Looking into handgun calibers for hunting and bear defense and the .480 Ruger just seems absolutely perfect for most everything while still being relatively controllable.
Why is it not more successful?
Because it's not absolutely perfect. It's
ridiculously overpowered.
The ideal big game revolver caliber is somewhere in the .41 Magnum to .45 Colt (Ruger Blackhawk level). I chose a .45 Colt (Ruger Bisley) and a couple years into that experience I wished I'd got a .41 instead.
Reality is, handguns are generally going to kill best when thought of, and employed, as
glorified hole punchers, and a .41 caliber soft point or not-so-hard cast lead bullet, will punch a perfectly suitable hole in any big game animal, and allow its blood pressure to drop really quickly. And you'll be far more likely to put that bullet where it needs to go, with a .41 or .44 or .45Colt, even with little more than blackpowder level loads, than with a much harder kicking caliber.
Frankly a ~210 or 220 grain .41 or a 240-260 grain .44 or a 250-280 grain .45 bullet, with a decently wide meplat (~72% of bore diameter is close to optimum; larger meplats don't fly well at longer ranges and yes I'm speaking from experience) or even a basic jacketed soft point design or a Hornady XTP, at 1000' to 1200' MV, and no more, will *EASILY* ventilate the typical North American game animal with a big leaky hole. Said animal will then run 20-100 yards and fall dead.
Now, you absolutely can get a revolver (.460S&W for example) that will push a big handgun bullet well up into the good rifle-bullet-killing speed range and yeah, they'll kill like lightning. Like rifles. But you end up needing a halfway specialized handgun to do that, mainly because handguns are hard to shoot well past maybe 50 yards for most of us. When I had better eyesight 100 yards with a revolver was easy. Now, 25 yards is about tops, and I don't hunt with a handgun anymore. If it's something you want to do, do it while your eyes are young.
Everyone here knows the importance of low recoil for rifle practice. I'd argue that it's even more important with handguns, than rifles. Yes, shooting big boomers is fun. Been there done that, got the big goofy smile on my face. But if you want to get good with a revolver, you need practice, and lower recoil helps, and in a defensive situation where you're using something small enough to be easily carried, lower recoil helps with followup shots for sure.

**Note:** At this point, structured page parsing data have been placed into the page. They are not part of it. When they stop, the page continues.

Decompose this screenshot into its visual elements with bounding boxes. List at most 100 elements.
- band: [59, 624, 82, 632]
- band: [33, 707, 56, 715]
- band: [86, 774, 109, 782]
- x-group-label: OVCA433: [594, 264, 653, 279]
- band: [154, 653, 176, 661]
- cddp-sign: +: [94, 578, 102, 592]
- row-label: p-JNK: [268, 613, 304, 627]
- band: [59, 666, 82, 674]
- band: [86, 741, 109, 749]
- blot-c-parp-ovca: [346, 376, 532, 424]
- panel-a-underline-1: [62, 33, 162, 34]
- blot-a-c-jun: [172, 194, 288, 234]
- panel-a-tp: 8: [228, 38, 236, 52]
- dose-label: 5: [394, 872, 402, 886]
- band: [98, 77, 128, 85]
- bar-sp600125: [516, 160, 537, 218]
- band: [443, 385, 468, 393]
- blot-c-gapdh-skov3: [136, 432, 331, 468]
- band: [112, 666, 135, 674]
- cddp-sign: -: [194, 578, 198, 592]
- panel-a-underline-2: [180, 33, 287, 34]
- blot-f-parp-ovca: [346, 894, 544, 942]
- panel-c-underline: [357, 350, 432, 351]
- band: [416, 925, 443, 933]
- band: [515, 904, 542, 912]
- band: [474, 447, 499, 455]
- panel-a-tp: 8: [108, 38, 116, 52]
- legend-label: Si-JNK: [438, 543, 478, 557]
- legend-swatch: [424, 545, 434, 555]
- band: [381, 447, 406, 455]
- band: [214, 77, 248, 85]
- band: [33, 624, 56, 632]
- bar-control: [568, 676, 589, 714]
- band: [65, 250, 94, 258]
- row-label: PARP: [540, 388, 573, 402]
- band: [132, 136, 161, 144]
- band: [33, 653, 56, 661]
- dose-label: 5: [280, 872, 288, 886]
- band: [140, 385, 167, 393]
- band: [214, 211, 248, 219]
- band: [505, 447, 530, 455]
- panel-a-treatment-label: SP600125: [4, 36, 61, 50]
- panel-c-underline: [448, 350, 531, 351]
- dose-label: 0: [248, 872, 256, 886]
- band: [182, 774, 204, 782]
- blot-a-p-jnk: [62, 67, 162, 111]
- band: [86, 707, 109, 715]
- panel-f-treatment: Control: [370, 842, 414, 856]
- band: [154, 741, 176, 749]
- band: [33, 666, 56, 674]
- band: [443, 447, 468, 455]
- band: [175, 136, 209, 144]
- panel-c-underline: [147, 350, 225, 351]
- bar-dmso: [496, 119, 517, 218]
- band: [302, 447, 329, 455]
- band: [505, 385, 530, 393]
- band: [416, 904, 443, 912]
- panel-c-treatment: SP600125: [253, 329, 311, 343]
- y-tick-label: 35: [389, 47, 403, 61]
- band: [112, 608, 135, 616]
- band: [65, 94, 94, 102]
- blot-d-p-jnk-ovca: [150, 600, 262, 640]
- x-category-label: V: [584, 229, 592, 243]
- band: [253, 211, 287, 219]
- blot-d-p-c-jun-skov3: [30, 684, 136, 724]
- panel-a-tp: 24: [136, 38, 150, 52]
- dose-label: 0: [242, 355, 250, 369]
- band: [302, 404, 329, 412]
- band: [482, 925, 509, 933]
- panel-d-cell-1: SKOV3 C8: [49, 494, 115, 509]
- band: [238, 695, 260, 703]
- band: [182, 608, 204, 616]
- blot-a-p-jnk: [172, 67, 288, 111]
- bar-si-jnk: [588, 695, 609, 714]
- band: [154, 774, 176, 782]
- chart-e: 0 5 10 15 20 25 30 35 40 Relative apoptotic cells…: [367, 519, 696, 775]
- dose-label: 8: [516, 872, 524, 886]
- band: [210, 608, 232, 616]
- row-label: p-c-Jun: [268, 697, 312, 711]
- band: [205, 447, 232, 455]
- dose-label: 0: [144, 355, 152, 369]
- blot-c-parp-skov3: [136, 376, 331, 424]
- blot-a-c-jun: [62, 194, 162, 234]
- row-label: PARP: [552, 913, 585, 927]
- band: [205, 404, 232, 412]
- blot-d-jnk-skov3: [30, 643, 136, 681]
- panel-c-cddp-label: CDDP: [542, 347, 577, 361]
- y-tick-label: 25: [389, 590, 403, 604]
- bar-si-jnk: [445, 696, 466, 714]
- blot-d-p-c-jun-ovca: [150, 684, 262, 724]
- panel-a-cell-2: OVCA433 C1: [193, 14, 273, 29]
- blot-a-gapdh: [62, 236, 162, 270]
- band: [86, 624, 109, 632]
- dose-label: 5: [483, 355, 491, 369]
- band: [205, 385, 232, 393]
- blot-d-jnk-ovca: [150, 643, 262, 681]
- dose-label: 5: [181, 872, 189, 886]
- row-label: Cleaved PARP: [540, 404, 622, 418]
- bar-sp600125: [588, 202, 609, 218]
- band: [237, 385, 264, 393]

I won't say anything about 9mms for bear defense except to say that's what I carry personally, for bear defense, in places with *black* bears, and I've only been in western grizzly country one time and still carried a 9mm. My intent here isn't to get into that discussion. I'm speaking of
revolver cartridges for dual use as both hunting handguns at revolver ranges, and also with a secondary role as defense. Yes, certainly you can take bigger calibers and turn them into longer-range killers, or get fast followup shots with a 9mm, but for the dual-role scenario you mention, the smaller .4x calibers with moderate bullet weights at moderate speeds, kill well enough, and are easy to shoot.
Something like a S&W 657 classic with a 4" to 5" barrel would be ideal for defensive carry, IMO, if you wanted it to double as a hunting handgun. If I wanted a hunting revolver to double for bear defense (same dual role, but reversed emphasis), I'd do the same, but with a 6" to 6.5" barrel instead.

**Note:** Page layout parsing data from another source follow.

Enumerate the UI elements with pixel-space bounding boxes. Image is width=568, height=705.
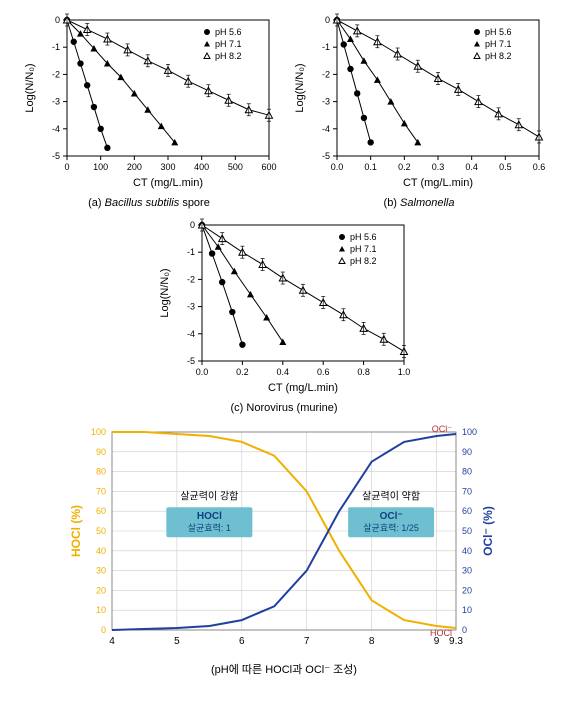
- svg-text:0: 0: [325, 15, 330, 25]
- svg-text:pH 8.2: pH 8.2: [485, 51, 512, 61]
- svg-text:-1: -1: [52, 42, 60, 52]
- caption-b: (b) Salmonella: [289, 197, 549, 209]
- svg-text:10: 10: [462, 605, 472, 615]
- svg-text:CT (mg/L.min): CT (mg/L.min): [268, 382, 338, 394]
- svg-text:7: 7: [304, 636, 310, 647]
- svg-text:70: 70: [462, 486, 472, 496]
- svg-text:0.0: 0.0: [196, 367, 209, 377]
- svg-text:-3: -3: [187, 302, 195, 312]
- chart-c: 0.0 0.2 0.4 0.6 0.8 1.0 -5 -4 -3 -2 -1 0 CT (mg/L.mi…: [154, 215, 414, 395]
- svg-text:0.8: 0.8: [357, 367, 370, 377]
- svg-text:30: 30: [462, 566, 472, 576]
- svg-text:6: 6: [239, 636, 245, 647]
- chart-d: 4567899.30010102020303040405050606070708…: [64, 424, 504, 654]
- svg-text:pH 7.1: pH 7.1: [350, 244, 377, 254]
- svg-text:0.2: 0.2: [398, 162, 411, 172]
- svg-text:0: 0: [190, 220, 195, 230]
- svg-text:살균력이 약함: 살균력이 약함: [362, 490, 420, 502]
- svg-text:pH 5.6: pH 5.6: [215, 27, 242, 37]
- svg-text:살균력이 강함: 살균력이 강함: [180, 490, 238, 502]
- svg-text:-3: -3: [322, 97, 330, 107]
- svg-text:-4: -4: [52, 124, 60, 134]
- svg-text:100: 100: [93, 162, 108, 172]
- svg-text:20: 20: [462, 585, 472, 595]
- svg-text:0.3: 0.3: [432, 162, 445, 172]
- svg-text:400: 400: [194, 162, 209, 172]
- svg-text:500: 500: [228, 162, 243, 172]
- svg-text:OCl⁻ (%): OCl⁻ (%): [481, 506, 495, 556]
- svg-text:Log(N/N₀): Log(N/N₀): [159, 268, 171, 317]
- svg-text:살균효력: 1/25: 살균효력: 1/25: [363, 522, 419, 533]
- svg-text:80: 80: [96, 467, 106, 477]
- svg-text:4: 4: [109, 636, 115, 647]
- svg-text:0: 0: [55, 15, 60, 25]
- svg-text:40: 40: [96, 546, 106, 556]
- chart-a: 0 100 200 300 400 500 600 -5 -4 -3 -2 -1 0 CT (mg/L.m…: [19, 10, 279, 190]
- svg-text:-5: -5: [322, 151, 330, 161]
- svg-text:5: 5: [174, 636, 180, 647]
- svg-text:-2: -2: [322, 69, 330, 79]
- svg-text:70: 70: [96, 486, 106, 496]
- svg-text:300: 300: [160, 162, 175, 172]
- svg-text:pH 7.1: pH 7.1: [215, 39, 242, 49]
- svg-text:90: 90: [462, 447, 472, 457]
- svg-text:살균효력: 1: 살균효력: 1: [188, 522, 231, 533]
- svg-text:60: 60: [462, 506, 472, 516]
- svg-text:0: 0: [101, 625, 106, 635]
- svg-text:OCl⁻: OCl⁻: [380, 511, 403, 522]
- svg-text:8: 8: [369, 636, 375, 647]
- svg-text:90: 90: [96, 447, 106, 457]
- svg-text:-4: -4: [187, 329, 195, 339]
- svg-text:CT (mg/L.min): CT (mg/L.min): [133, 177, 203, 189]
- svg-text:pH 5.6: pH 5.6: [485, 27, 512, 37]
- svg-text:200: 200: [127, 162, 142, 172]
- svg-text:100: 100: [462, 427, 477, 437]
- svg-text:pH 7.1: pH 7.1: [485, 39, 512, 49]
- svg-text:0.4: 0.4: [277, 367, 290, 377]
- svg-text:0.2: 0.2: [236, 367, 249, 377]
- svg-text:-1: -1: [322, 42, 330, 52]
- svg-text:pH 8.2: pH 8.2: [215, 51, 242, 61]
- svg-text:-2: -2: [52, 69, 60, 79]
- svg-text:-5: -5: [187, 356, 195, 366]
- svg-text:50: 50: [462, 526, 472, 536]
- caption-d: (pH에 따른 HOCl과 OCl⁻ 조성): [64, 661, 504, 677]
- svg-text:20: 20: [96, 585, 106, 595]
- svg-text:pH 8.2: pH 8.2: [350, 256, 377, 266]
- svg-text:0.5: 0.5: [499, 162, 512, 172]
- svg-text:60: 60: [96, 506, 106, 516]
- svg-text:Log(N/N₀): Log(N/N₀): [294, 63, 306, 112]
- svg-text:0.6: 0.6: [533, 162, 546, 172]
- svg-text:50: 50: [96, 526, 106, 536]
- svg-text:-5: -5: [52, 151, 60, 161]
- svg-text:pH 5.6: pH 5.6: [350, 232, 377, 242]
- svg-text:80: 80: [462, 467, 472, 477]
- svg-text:Log(N/N₀): Log(N/N₀): [24, 63, 36, 112]
- svg-text:600: 600: [261, 162, 276, 172]
- caption-a: (a) Bacillus subtilis spore: [19, 197, 279, 209]
- svg-text:CT (mg/L.min): CT (mg/L.min): [403, 177, 473, 189]
- svg-text:0: 0: [64, 162, 69, 172]
- svg-text:-1: -1: [187, 247, 195, 257]
- svg-text:40: 40: [462, 546, 472, 556]
- svg-text:OCl⁻: OCl⁻: [432, 424, 452, 434]
- svg-text:-3: -3: [52, 97, 60, 107]
- svg-text:10: 10: [96, 605, 106, 615]
- svg-text:0.4: 0.4: [465, 162, 478, 172]
- svg-text:HOCl: HOCl: [430, 628, 452, 638]
- svg-text:0: 0: [462, 625, 467, 635]
- svg-text:0.1: 0.1: [364, 162, 377, 172]
- svg-text:HOCl (%): HOCl (%): [69, 505, 83, 557]
- svg-text:100: 100: [91, 427, 106, 437]
- svg-text:-4: -4: [322, 124, 330, 134]
- svg-text:HOCl: HOCl: [197, 511, 222, 522]
- svg-text:0.6: 0.6: [317, 367, 330, 377]
- caption-c: (c) Norovirus (murine): [154, 402, 414, 414]
- svg-text:1.0: 1.0: [398, 367, 411, 377]
- svg-text:0.0: 0.0: [331, 162, 344, 172]
- svg-text:-2: -2: [187, 274, 195, 284]
- svg-text:30: 30: [96, 566, 106, 576]
- chart-b: 0.0 0.1 0.2 0.3 0.4 0.5 0.6 -5 -4 -3 -2 -1 0 CT (mg/L…: [289, 10, 549, 190]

FWIW I've shot a lot of Hornady XTPs and they penetrate very deeply at 1000' to 1200' impact speed but will expand violently once you get them up to maybe 1700'+, which I used to do often with a muzzleloader. On smaller deer at those 1000' to 1200' speeds you might consider Speer Gold Dots if you wanted more expansion but I've always ran under the 'glorified hole puncher' theory of handgun hunting.